Over time though, I've seen that some friends tend to forget the allergy situation or at least diminish the seriousness of the allergies that we manage. They ask if they can bring certain foods to our house. They ask if they can eat something around us. They question why we don't get out more and they wonder why we live so differently.
I've learned that this is not because they are insensitive and inconsiderate. It's just because our allergy lifestyle gets old to us and to everyone around us. They get tired of taking the precautions all the time. The seriousness of the food allergies gets tiresome and they can become forgetful. They don't intend to cause us to be in an unsafe situation, but they can overlook what we cannot - that Bee's life is at stake and we won't compromise her safety.
So, what do you do? I remind myself that they don't have to think of food allergies daily. When the newness of our friendship starts to wear off, so does their awareness of our allergies. They can become forgetful. They have good intentions but they simply don't live in this state of awareness that we do.
I have to extend them some grace. The same grace that I have to give to myself when I am feeling less than eager to read another label or cook another new meal. I understand that I can get tired of being different. It's to be expected really. Others will feel the same way. They will be tired of having to be alert and aware around us.
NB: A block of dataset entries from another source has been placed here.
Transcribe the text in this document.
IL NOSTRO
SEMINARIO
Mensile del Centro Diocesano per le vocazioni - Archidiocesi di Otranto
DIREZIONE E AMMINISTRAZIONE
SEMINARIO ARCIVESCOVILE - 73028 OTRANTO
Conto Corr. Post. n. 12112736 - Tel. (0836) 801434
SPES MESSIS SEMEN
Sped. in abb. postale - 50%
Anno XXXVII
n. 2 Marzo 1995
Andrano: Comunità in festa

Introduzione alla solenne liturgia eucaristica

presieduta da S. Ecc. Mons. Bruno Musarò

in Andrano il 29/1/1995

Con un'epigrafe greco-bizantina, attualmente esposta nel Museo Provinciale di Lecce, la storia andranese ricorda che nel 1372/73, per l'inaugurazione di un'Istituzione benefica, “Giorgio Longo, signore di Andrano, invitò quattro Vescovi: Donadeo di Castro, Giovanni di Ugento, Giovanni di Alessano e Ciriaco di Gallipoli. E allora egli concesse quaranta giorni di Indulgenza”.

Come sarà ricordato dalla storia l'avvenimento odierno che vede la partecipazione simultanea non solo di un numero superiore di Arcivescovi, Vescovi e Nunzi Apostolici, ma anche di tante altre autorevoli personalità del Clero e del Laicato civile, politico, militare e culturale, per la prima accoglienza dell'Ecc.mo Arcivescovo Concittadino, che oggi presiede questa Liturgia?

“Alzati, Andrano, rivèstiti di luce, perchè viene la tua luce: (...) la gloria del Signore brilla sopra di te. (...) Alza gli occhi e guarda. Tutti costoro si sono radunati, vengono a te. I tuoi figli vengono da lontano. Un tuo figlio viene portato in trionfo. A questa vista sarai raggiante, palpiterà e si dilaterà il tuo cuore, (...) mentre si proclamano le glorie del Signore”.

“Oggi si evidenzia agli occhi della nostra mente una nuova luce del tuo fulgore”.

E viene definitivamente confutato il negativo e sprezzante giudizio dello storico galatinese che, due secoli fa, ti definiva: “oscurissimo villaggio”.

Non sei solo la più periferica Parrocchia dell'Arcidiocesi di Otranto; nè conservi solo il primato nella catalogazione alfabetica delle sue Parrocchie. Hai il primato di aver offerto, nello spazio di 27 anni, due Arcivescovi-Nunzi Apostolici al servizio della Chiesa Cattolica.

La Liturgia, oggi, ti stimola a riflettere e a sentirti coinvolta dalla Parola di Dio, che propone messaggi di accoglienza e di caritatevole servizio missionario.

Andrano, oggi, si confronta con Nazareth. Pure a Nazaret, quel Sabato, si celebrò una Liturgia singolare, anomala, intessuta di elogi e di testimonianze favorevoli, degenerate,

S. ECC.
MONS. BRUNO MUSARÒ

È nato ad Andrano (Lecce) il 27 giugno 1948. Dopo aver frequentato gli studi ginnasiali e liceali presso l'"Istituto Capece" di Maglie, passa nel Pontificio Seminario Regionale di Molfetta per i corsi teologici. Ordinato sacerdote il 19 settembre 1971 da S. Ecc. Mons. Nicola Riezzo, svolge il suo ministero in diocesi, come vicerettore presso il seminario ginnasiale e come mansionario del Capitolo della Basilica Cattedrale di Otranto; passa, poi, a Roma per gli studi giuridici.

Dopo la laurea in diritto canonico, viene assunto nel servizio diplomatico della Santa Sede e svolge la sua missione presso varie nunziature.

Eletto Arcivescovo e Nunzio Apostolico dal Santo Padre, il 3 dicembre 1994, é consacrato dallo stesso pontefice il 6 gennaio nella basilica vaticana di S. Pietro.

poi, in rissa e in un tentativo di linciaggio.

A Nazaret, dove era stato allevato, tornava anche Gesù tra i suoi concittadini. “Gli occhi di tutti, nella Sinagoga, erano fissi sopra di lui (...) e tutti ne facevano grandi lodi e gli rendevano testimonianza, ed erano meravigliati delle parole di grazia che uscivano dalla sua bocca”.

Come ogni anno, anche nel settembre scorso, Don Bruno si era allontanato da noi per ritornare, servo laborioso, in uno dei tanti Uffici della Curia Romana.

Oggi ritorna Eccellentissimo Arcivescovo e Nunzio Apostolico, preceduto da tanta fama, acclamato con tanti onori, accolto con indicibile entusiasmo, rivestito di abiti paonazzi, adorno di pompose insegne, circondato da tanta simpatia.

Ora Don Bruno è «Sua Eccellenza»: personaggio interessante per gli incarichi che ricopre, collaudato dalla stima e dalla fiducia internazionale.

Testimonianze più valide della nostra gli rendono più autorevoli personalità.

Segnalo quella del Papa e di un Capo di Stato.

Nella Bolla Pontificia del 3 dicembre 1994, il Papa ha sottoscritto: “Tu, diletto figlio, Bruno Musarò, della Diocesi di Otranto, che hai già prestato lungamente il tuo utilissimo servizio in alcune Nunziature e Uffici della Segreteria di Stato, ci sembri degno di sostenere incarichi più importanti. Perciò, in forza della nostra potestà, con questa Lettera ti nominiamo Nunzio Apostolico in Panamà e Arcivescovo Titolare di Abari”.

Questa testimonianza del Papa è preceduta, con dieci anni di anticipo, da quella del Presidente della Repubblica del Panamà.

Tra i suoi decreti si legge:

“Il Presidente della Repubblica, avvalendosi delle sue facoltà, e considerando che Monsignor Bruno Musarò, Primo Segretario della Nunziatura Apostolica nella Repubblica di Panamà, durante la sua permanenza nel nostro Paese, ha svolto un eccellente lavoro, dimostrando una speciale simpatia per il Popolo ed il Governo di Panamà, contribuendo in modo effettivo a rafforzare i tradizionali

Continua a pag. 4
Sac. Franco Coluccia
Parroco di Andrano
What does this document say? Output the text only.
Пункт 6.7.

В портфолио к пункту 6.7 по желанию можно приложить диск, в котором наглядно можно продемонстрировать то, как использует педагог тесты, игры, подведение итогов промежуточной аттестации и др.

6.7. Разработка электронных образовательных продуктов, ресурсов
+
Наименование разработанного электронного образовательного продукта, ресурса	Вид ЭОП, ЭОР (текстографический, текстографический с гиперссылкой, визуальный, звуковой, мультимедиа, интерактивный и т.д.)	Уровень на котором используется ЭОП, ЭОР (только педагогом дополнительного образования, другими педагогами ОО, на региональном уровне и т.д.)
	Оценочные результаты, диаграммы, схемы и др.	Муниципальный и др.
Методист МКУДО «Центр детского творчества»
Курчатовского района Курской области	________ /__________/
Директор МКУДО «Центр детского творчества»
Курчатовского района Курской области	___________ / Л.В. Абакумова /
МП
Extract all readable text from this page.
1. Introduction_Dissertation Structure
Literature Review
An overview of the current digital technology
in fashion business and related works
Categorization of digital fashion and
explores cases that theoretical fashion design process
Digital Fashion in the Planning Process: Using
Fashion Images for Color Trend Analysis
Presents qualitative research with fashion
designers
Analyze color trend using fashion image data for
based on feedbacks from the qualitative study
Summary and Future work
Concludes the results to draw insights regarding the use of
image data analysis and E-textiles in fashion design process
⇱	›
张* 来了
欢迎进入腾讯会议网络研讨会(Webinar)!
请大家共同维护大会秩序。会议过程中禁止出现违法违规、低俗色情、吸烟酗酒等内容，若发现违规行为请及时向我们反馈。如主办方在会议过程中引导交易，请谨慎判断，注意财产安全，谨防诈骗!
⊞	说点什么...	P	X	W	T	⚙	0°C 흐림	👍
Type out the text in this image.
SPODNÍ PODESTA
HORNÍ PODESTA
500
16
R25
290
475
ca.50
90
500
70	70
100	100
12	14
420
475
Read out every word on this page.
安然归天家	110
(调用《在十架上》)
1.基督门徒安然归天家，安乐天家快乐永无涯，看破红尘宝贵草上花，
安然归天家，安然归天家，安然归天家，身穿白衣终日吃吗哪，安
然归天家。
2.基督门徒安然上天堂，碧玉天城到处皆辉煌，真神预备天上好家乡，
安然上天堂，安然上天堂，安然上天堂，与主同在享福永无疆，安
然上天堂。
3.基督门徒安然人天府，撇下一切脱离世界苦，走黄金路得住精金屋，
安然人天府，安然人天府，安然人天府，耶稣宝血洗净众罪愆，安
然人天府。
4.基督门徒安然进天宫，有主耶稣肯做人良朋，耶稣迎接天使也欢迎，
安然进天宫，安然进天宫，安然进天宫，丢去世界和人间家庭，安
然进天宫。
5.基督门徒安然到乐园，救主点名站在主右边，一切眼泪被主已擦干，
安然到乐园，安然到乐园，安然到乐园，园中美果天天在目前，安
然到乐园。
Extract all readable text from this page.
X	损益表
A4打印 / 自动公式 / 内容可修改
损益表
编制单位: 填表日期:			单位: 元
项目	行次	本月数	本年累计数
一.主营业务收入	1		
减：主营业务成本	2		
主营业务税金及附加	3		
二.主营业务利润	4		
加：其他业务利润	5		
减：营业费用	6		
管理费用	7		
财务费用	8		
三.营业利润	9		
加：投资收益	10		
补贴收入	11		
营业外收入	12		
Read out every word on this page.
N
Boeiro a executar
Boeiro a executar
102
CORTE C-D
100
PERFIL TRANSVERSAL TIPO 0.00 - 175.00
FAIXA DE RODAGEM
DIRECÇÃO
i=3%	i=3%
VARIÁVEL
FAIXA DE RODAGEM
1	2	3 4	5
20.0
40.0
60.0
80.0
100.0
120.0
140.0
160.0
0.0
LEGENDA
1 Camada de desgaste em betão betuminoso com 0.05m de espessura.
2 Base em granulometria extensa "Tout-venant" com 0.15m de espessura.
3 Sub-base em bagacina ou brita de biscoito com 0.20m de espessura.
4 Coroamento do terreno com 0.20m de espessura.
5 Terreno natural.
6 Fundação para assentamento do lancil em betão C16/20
They will accidentally forget certain things about our medical issues. And in those moments, I can respond in grace and provide gentle reminders.
There are going to be times when I feel less alert and when others experience forgetfulness. A food allergy parent must continue to persevere even when it's tiresome and it just gets so very old to live this way. In those moments I have to look at Bee and I'm quickly reminded that it's all worth it.